Peripécias do jovem Plínio Marcos

A Bola da Vez é um espetáculo localizado da mitologia popular, quando o futebol era no chão de terra das várzeas. Hoje a maioria não sabe sequer o que significa várzea. Vamos relembrar: é o terreno plano às margens dos rios e ribeirões. A Avenida 23 de Maio e seu pesadelo automobilístico cotidiano já foi o Vale do Itororó, com um riacho margeado de plantas aquáticas e tábuas de bater roupa das lavadeiras dos bairros Bexiga e Liberdade, e dos campinhos de futebol. Partidas domingueiras e memoráveis foram travadas ali. Entre os jogadores estavam Agostinho dos Santos (1932-1973), o cantor de Balada Triste, e antes dele, o lendário garoto Vassourinha (Mário Ramos), sambista maior em seus apenas 19 anos de vida.

O Estado de S.Paulo

04 Outubro 2012 | 03h10

Paisagem semelhante acolheu em Santos o nosso Plínio Marcos de Barros, que passou a infância em peladas nos bairros populares e quase foi jogador antes de se consagrar como dramaturgo. Manteria pela vida afora sua paixão esportiva e a fidelidade às cores vermelha e amarela do pequeno e aguerrido Jabaquara Atlético Clube, o Jabuca do bairro do Macuco.

Plínio (1935-1999), que seria também contista e cronista esportivo, daria a esse seu passado futebolístico a mesma áurea das "chuteiras imortais" de Nelson Rodrigues. É todo um sentimento do mundo anterior ao futebol-negócio e seus ídolos breves e depois caricaturas de si mesmos, na decadência transformada em noticiário sensacionalista.

Esse tempo e essa pequena humanidade dos bairros estão no bonito espetáculo A Bola da Vez, texto e direção de Graça Berman. Foi necessário uma mulher para relembrar a várzea e Plínio Marcos, enquanto os cartolas e estrelas momentâneas dos campos se engalfinham por salários e os bons negócios que a próxima Copa promete.

Baseado em artigos de Plínio na grande imprensa e nos seus livros Inútil Canto e Inútil Pranto Pelos Anjos Caídos e Histórias das Quebradas do Mundaréu, o enredo corre em duas linhas que se cruzam: o futebol e a infância. A vida familiar e as peripécias do brigador Plínio, dos dias de palhaço de circo a um dos maiores escritores do teatro brasileiro.

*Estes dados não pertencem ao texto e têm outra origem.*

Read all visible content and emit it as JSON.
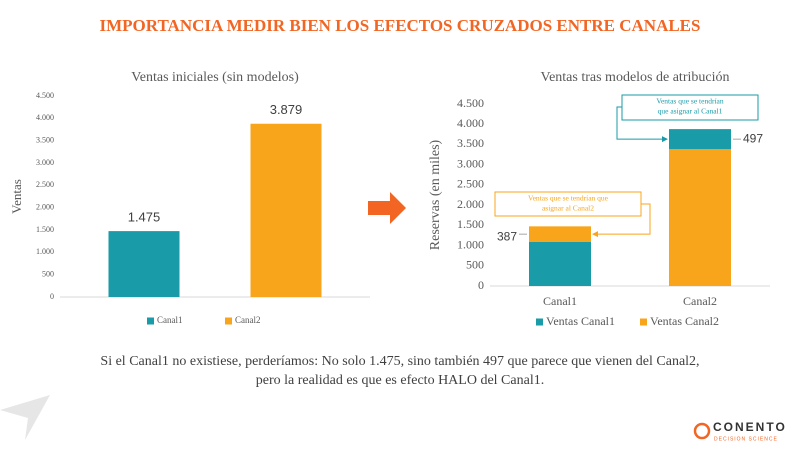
{
  "title": "IMPORTANCIA MEDIR BIEN LOS EFECTOS CRUZADOS ENTRE CANALES",
  "chart_data": [
    {
      "type": "bar",
      "title": "Ventas iniciales (sin modelos)",
      "ylabel": "Ventas",
      "categories": [
        null
      ],
      "series": [
        {
          "name": "Canal1",
          "color": "#1a9ba8",
          "values": [
            1475
          ],
          "value_labels": [
            "1.475"
          ]
        },
        {
          "name": "Canal2",
          "color": "#f9a51b",
          "values": [
            3879
          ],
          "value_labels": [
            "3.879"
          ]
        }
      ],
      "ylim": [
        0,
        4500
      ],
      "yticks": [
        0,
        500,
        {
          "value": 1000,
          "label": "1.000"
        },
        {
          "value": 1500,
          "label": "1.500"
        },
        {
          "value": 2000,
          "label": "2.000"
        },
        {
          "value": 2500,
          "label": "2.500"
        },
        {
          "value": 3000,
          "label": "3.000"
        },
        {
          "value": 3500,
          "label": "3.500"
        },
        {
          "value": 4000,
          "label": "4.000"
        },
        {
          "value": 4500,
          "label": "4.500"
        }
      ],
      "legend": "bottom"
    },
    {
      "type": "stacked_bar",
      "title": "Ventas tras modelos de atribución",
      "ylabel": "Reservas (en miles)",
      "categories": [
        "Canal1",
        "Canal2"
      ],
      "series": [
        {
          "name": "Ventas Canal1",
          "color": "#1a9ba8",
          "values": [
            1088,
            497
          ]
        },
        {
          "name": "Ventas Canal2",
          "color": "#f9a51b",
          "values": [
            387,
            3382
          ]
        }
      ],
      "stack_order": [
        [
          0,
          1
        ],
        [
          1,
          0
        ]
      ],
      "ylim": [
        0,
        4500
      ],
      "yticks": [
        0,
        500,
        {
          "value": 1000,
          "label": "1.000"
        },
        {
          "value": 1500,
          "label": "1.500"
        },
        {
          "value": 2000,
          "label": "2.000"
        },
        {
          "value": 2500,
          "label": "2.500"
        },
        {
          "value": 3000,
          "label": "3.000"
        },
        {
          "value": 3500,
          "label": "3.500"
        },
        {
          "value": 4000,
          "label": "4.000"
        },
        {
          "value": 4500,
          "label": "4.500"
        }
      ],
      "annotations": [
        {
          "lines": [
            "Ventas que se tendrían que",
            "asignar al Canal2"
          ],
          "series": 1,
          "category": 0
        },
        {
          "lines": [
            "Ventas que se tendrían",
            "que asignar al Canal1"
          ],
          "series": 0,
          "category": 1
        }
      ],
      "legend": "bottom"
    }
  ],
  "footnote": [
    "Si el Canal1 no existiese, perderíamos: No solo 1.475, sino también 497 que parece que vienen del Canal2,",
    "pero la realidad es que es efecto HALO del Canal1."
  ],
  "logo": {
    "name": "CONENTO",
    "tagline": "DECISION SCIENCE"
  }
}
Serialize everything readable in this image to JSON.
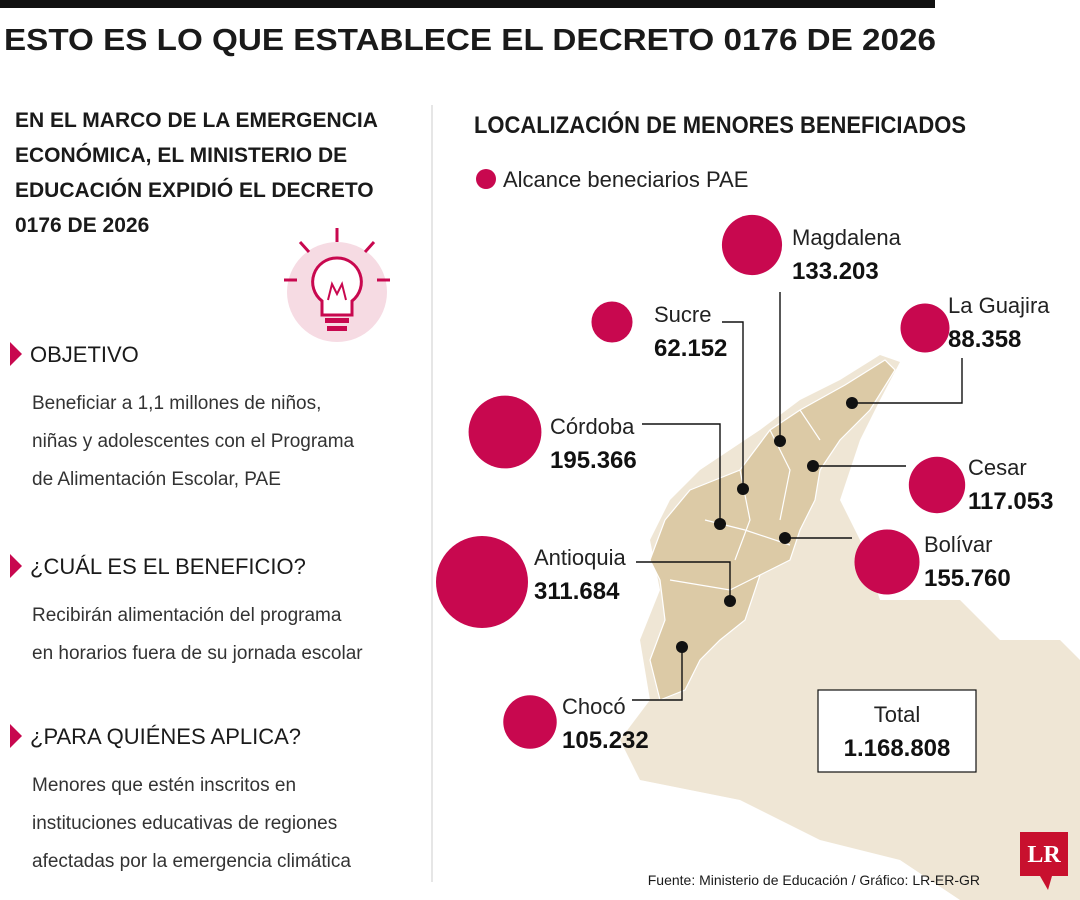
{
  "header": {
    "title": "ESTO ES LO QUE ESTABLECE EL DECRETO 0176 DE 2026"
  },
  "intro": [
    "EN EL MARCO DE LA EMERGENCIA",
    "ECONÓMICA, EL MINISTERIO DE",
    "EDUCACIÓN EXPIDIÓ EL DECRETO",
    "0176 DE 2026"
  ],
  "sections": [
    {
      "heading": "OBJETIVO",
      "text": [
        "Beneficiar a 1,1 millones de niños,",
        "niñas y adolescentes con el Programa",
        "de Alimentación Escolar, PAE"
      ]
    },
    {
      "heading": "¿CUÁL ES EL BENEFICIO?",
      "text": [
        "Recibirán alimentación del programa",
        "en horarios fuera de su jornada escolar"
      ]
    },
    {
      "heading": "¿PARA QUIÉNES APLICA?",
      "text": [
        "Menores que estén inscritos en",
        "instituciones educativas de regiones",
        "afectadas por la emergencia climática"
      ]
    }
  ],
  "map": {
    "title": "LOCALIZACIÓN DE MENORES BENEFICIADOS",
    "legend": "Alcance beneciarios PAE",
    "color": "#c8084f",
    "regions": [
      {
        "name": "Magdalena",
        "value": 133203,
        "value_label": "133.203"
      },
      {
        "name": "Sucre",
        "value": 62152,
        "value_label": "62.152"
      },
      {
        "name": "La Guajira",
        "value": 88358,
        "value_label": "88.358"
      },
      {
        "name": "Córdoba",
        "value": 195366,
        "value_label": "195.366"
      },
      {
        "name": "Cesar",
        "value": 117053,
        "value_label": "117.053"
      },
      {
        "name": "Antioquia",
        "value": 311684,
        "value_label": "311.684"
      },
      {
        "name": "Bolívar",
        "value": 155760,
        "value_label": "155.760"
      },
      {
        "name": "Chocó",
        "value": 105232,
        "value_label": "105.232"
      }
    ],
    "total": {
      "label": "Total",
      "value": "1.168.808"
    }
  },
  "footer": {
    "source": "Fuente: Ministerio de Educación / Gráfico: LR-ER-GR",
    "logo": "LR"
  }
}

O drama dos jogadores anônimos surge em tom realista que lembra os filmes Os Boleiros, de Ugo Giorgetti e, mais atrás, Chapetuba Futebol Club, joia da dramaturgia de Oduvaldo Vianna Filho (estranhamente, há relativamente pouca arte sobre futebol na chamada "Pátria de Chuteiras"; o livro Maracanã, Adeus - Onze Histórias de Futebol, de Edilberto Coutinho só é encontrável em sebos).

Um elenco pequeno da Cia. Letras em Cena (menos de 11 de um time), mas com garra e humor (Décio Pinto, Ana Arcuri, Fabrício Garelli, Gira de Oliveira, Jota Barros, Ricardo Pettine e Tânia Luares), faz o palco do Teatro Maria Della Costa parecer circo de periferia, várzea e os bares da boemia intelectual da Santos de outrora, onde brilhava a inteligência de Patrícia Galvão, a Pagu (1910-1962) escritora, militante comunista, incentivadora de teatro e a primeira pessoa a ver em Plínio um criador poderoso. É um entrecho divertido, provocador e pungente (o torcedor que morre de emoção durante o jogo com o arquirrival).

Flashes de vidas modestas, sonhos irrealizados, de um circo que já não existe, e a trajetória de Plínio, suas ideias e suas glórias. Um cara que não se entregou como artista nem como homem. A cenografia e figurinos são mambembes - e isso é um elogio. A precariedade cenográfica é intencional e inevitável em uma produção levantada na raça, que faz lembrar uma ficção da baixada santista. Ecos dos romances Os Saltimbancos, de Afonso Schmidt, e Navios Iluminados, de Ranulpho Prata, que falam de teatrinhos improvisados e do porto. Ainda poderão render bom teatro. A Bola da Vez atravessa um tempo em que Pelé tinha só 15 anos e estava começando e Plínio Marcos, outro moleque, treinava no juvenil da Portuguesa Santista. Várzeas da memória.